A new hybrid inequality BAT for comprehensive all-level d-MP identification using minimal paths in Multistate Flow Network reliability analysis

In various network applications like wireless sensors, utilities, IoT, and transport systems, multistate flow networks (MFNs) serve as valuable models. A d-level minimal path (d-MP) is a unique type of MFN characterized by having a maximum flow of d without any redundant arcs. Assessing MFN reliability is critical and often relies on the d-MP algorithm, a foundational method for calculating reliability. Existing d-MP algorithms, however, lack the capability to concurrently identify all-level d-MPs.
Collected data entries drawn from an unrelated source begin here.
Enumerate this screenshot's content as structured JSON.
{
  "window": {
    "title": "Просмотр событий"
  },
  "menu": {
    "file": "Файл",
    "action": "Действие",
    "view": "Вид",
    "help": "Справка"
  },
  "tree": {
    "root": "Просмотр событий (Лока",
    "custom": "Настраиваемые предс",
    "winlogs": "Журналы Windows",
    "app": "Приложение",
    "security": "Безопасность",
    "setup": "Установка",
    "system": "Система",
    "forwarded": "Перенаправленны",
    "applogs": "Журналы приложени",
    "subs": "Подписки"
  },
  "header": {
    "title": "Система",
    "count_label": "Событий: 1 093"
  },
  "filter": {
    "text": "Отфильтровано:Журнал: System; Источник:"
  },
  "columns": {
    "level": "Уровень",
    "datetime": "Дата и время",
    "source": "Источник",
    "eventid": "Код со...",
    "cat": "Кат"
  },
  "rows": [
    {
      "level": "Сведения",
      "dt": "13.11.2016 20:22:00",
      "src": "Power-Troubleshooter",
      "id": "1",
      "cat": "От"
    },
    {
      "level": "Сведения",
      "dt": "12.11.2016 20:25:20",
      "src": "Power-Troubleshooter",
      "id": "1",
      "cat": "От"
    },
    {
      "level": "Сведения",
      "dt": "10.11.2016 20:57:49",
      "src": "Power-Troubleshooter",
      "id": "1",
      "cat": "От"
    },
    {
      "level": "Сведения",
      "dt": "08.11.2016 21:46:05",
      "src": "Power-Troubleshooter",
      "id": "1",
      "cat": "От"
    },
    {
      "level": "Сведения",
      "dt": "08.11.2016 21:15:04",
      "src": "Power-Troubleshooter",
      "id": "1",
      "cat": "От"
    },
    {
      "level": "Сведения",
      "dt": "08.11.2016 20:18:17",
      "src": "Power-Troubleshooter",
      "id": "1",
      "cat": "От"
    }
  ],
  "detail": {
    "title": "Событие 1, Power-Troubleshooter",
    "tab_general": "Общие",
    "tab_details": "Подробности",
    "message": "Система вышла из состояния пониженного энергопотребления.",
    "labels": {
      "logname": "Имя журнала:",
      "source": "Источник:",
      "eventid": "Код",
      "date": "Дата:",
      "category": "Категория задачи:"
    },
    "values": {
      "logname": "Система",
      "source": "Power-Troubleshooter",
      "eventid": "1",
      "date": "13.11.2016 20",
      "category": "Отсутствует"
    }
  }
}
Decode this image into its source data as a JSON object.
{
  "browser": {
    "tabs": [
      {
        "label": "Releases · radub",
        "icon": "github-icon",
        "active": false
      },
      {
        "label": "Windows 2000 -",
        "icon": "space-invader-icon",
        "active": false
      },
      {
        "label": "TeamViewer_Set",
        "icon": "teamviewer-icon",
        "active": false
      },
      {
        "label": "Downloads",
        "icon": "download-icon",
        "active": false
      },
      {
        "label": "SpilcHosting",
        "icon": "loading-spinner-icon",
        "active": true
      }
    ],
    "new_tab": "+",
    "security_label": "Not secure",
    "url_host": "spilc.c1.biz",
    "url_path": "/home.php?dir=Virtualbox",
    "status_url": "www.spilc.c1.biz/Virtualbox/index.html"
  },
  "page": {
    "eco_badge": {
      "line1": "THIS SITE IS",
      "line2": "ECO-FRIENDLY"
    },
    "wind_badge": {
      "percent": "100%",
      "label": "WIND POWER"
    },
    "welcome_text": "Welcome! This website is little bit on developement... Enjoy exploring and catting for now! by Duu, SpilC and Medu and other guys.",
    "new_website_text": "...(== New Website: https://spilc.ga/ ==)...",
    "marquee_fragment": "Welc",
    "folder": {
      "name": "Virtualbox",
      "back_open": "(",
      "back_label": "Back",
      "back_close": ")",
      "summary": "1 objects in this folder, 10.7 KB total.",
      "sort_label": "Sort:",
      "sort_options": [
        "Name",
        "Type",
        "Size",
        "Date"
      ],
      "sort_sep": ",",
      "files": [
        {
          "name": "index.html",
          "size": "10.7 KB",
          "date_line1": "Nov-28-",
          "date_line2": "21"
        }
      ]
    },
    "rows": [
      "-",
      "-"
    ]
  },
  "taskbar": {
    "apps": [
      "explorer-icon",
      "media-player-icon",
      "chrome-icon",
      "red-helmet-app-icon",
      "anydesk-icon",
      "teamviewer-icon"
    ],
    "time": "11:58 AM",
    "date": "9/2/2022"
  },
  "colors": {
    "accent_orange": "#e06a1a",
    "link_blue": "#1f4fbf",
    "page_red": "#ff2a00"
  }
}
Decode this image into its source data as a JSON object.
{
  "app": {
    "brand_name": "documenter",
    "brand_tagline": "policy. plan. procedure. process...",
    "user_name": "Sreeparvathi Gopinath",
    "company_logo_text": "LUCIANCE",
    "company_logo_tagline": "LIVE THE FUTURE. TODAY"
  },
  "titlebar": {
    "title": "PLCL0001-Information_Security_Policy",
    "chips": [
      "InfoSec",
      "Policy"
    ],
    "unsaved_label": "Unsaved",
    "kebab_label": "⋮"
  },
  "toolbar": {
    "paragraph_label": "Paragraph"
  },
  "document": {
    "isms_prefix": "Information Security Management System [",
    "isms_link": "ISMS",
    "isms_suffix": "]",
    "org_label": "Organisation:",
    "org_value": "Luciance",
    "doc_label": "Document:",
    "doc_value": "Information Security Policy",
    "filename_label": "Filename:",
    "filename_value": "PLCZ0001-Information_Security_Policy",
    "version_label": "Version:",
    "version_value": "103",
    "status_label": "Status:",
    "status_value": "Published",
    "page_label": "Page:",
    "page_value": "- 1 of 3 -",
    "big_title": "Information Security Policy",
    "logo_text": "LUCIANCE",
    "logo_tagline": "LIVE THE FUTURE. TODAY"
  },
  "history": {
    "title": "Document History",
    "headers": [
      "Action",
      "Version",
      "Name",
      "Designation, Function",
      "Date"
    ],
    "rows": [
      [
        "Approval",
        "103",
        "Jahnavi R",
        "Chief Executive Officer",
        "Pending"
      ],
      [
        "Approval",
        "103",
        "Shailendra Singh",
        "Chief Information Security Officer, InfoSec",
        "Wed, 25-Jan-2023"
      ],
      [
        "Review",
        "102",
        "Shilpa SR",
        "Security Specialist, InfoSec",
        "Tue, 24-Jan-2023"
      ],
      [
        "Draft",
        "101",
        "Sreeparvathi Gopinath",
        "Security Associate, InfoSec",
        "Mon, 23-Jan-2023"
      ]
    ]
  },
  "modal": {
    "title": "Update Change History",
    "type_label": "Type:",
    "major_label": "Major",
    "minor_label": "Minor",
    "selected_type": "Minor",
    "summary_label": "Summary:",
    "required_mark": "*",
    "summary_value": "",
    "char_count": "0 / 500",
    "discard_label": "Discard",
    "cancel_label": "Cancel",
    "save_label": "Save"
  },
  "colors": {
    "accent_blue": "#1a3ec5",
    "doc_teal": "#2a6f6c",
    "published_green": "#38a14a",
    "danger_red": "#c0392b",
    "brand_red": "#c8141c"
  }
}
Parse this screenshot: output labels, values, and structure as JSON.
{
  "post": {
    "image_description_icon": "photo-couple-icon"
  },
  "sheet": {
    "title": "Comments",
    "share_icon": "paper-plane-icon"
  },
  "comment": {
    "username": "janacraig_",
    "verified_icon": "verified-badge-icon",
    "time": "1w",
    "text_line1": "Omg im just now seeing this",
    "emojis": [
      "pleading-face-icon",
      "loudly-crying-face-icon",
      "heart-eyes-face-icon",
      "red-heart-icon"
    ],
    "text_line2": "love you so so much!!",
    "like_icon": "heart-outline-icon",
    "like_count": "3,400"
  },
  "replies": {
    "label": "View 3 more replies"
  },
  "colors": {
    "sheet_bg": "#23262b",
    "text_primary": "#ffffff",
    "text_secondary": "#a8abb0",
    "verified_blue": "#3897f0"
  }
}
We propose a novel algorithm, the Hybrid Inequality Binary-Addition-Tree (IBAT), which overcomes existing limitations by concurrently discovering all-level d-MPs (decision-making points), thus enabling more informed decision-making. This hybrid IBAT combines the IBAT with several key techniques: the path-based layered-search algorithm (PLSA), sequential verification, the MP-to-arc state transformation, the cycle test, and the logarithmic prime pairwise comparison method (LPM). In contrast to existing methods, our BAT-based approach consistently showcases superior performance in the parallelized retrieval of all-level d-MPs, as substantiated through experiments conducted on 12 benchmark MFNs. Compared to existing methods, our BAT-based approach demonstrates superior performance in parallelized retrieval of all-level d-MPs in the execution times in discovering d-MPs across all levels, as validated by experiments on 12 benchmark MFNs.